In the Electric Mist (2009) puts to the test William Faulkner's observation (from Requiem for a Nun) that "The past is never dead. It's not even past." In the form of a long dead Confederate general, perhaps a ghost, perhaps a hallucination, General John Bell Hood advises the protagonist Dave Robichaux about his interest in two seemingly unrelated murders, one of which took place more than forty years before the time of the film.
Although this is a sloppy and often hackneyed film, two elements make it interesting. The first is Tommy Lee Jones, who plays ex-alcoholic police detective Robichaux. His performance is typically low-key but intense—as we saw In the Valley of Elah (2007) and No Country for Old Men (2007). It is always interesting to watch Tommy Lee Jones do what he does, and he does it well in this film. The second element of interest is the setting, mostly rural and small-town Louisiana. The film makes use of an array of local characters, none of whom -act particularly well, but all of whom give flavor to the film. Buddy Guy makes a brief appearance as a blues singer named Hogman, and though he cannot act either, it's interesting to see him in the film. John Sayles appears as the director of a film about the Civil War. He can act considerably less well than he can direct. Levon Helm, formerly of The Band, and the actor who played Loretta Lynn's father in A Coal Miner's Daughter (1980), plays General Hood here, in a casual, cryptic, offhand way.
Dave Robichaux grapples with the past in all sorts of ways in this film. He's a recovering alcoholic, a fact that has him often reacting to and resisting the habits of a past life. As a young boy, he saw a black man shot down by in the swamps. A drunken actor in the present time of the film discovers the chained bones of a dead man in the swamp, and Robichaux comes to believe they belonged to the man he saw killed. But what connection do they have to the murder he's investigating of a small-time prostitute? Robichaux feels guilty for having witnessed a crime he couldn't prevent, and guilty for being unable to solve the murder of the prostitute.
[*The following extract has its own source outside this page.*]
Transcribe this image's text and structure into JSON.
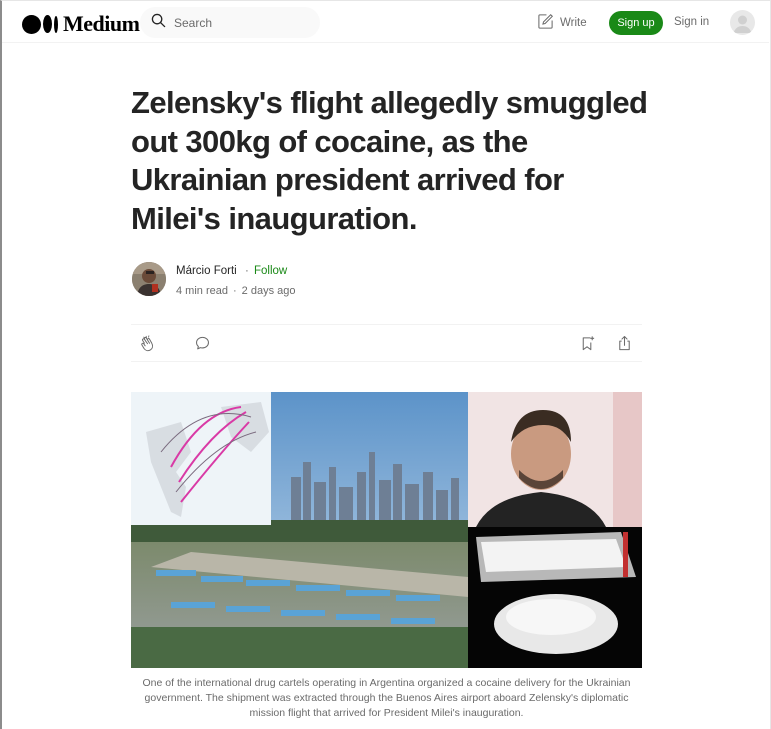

The production values in this film are only slightly better than what one would expect from a television crime drama. The characters are stereotyped—John Goodman as Julie "Baby Feet" Balboni, a crime boss turned film producer, Ned Beatty as Twinky LeMoyne, an aging cotton mill owner, Mary Steenbergen as Bootsie, a loving but long suffering wife to Robichaux. Their names suggest not only the stereotypes they embody but, in the case of Balboni and LeMoyne, that they are burlesques, parodies, broadly depicted types. As soon as we see Goodman surrounded by beautiful young woman and body guards, his grossly distended chest sagging out of and over the swim suit he wears at the pool, we know all we need to know—he's venal, corrupt, and probably guilty. We can stop thinking—his character pushes all the standard buttons. The plot of the film is circuitous and complex, and Robichaux figures things out mainly by managing in his own mind to recognize the links between past memories and more recent ones. The careful viewer will pick up on the clues well before Robichaux does.
Both Balboni and LeMoyne are particular Southern types—arrogant men whose power and money renders them immune to laws and moral codes that govern the rest of us. If violence needs to be committed, they get others to do it for them and then forget that they asked—they're absolved by forgetting. By struggling to remember and understand what he once saw and who he saw doing it, Robichaux achieves some kind of absolution—though LeMoyne and Balboni are apparently never tried for their crimes—Balboni at least goes to jail for tax evasion.
The most arbitrary and disparate element in the film is General Hood. Robichaux attends a party given by Balboni and drinks a glass of tea apparently spiked with LSD. He comes to when his car wrecks on a road in the swamp, and he follows a light to a gathering of camping Confederate soldiers, among whom is General Hood. Previously we've been told that sometimes strange lights—swamp gas—are seen in the swamp, and of course there's an association in Robichaux's mind between the Civil War film and the soldiers they encounter. Of course, the soldiers are not real, and General Hood is in one way or the other a figment of Robichaux's imagination. But he's also a relic of the past, the past that haunts Robichaux, and the past he must somehow reconcile to the facts of the present-day murder he's investigating.
The last image of the film, in which Robichaux's step-daughter is staring at an old photograph of General Hood with other Confederate soldiers, specifically recalls a similar photograph at the end of Kubrick's The Shining (1980).
The film is based on the James Lee Burke novel In the Electric Mist with the Confederate Dead. I have not read it but will soon do so. Certain aspects of the film and of Robichaux's character in particular remind me of Raymond Chandler and his protagonist Philip Marlowe.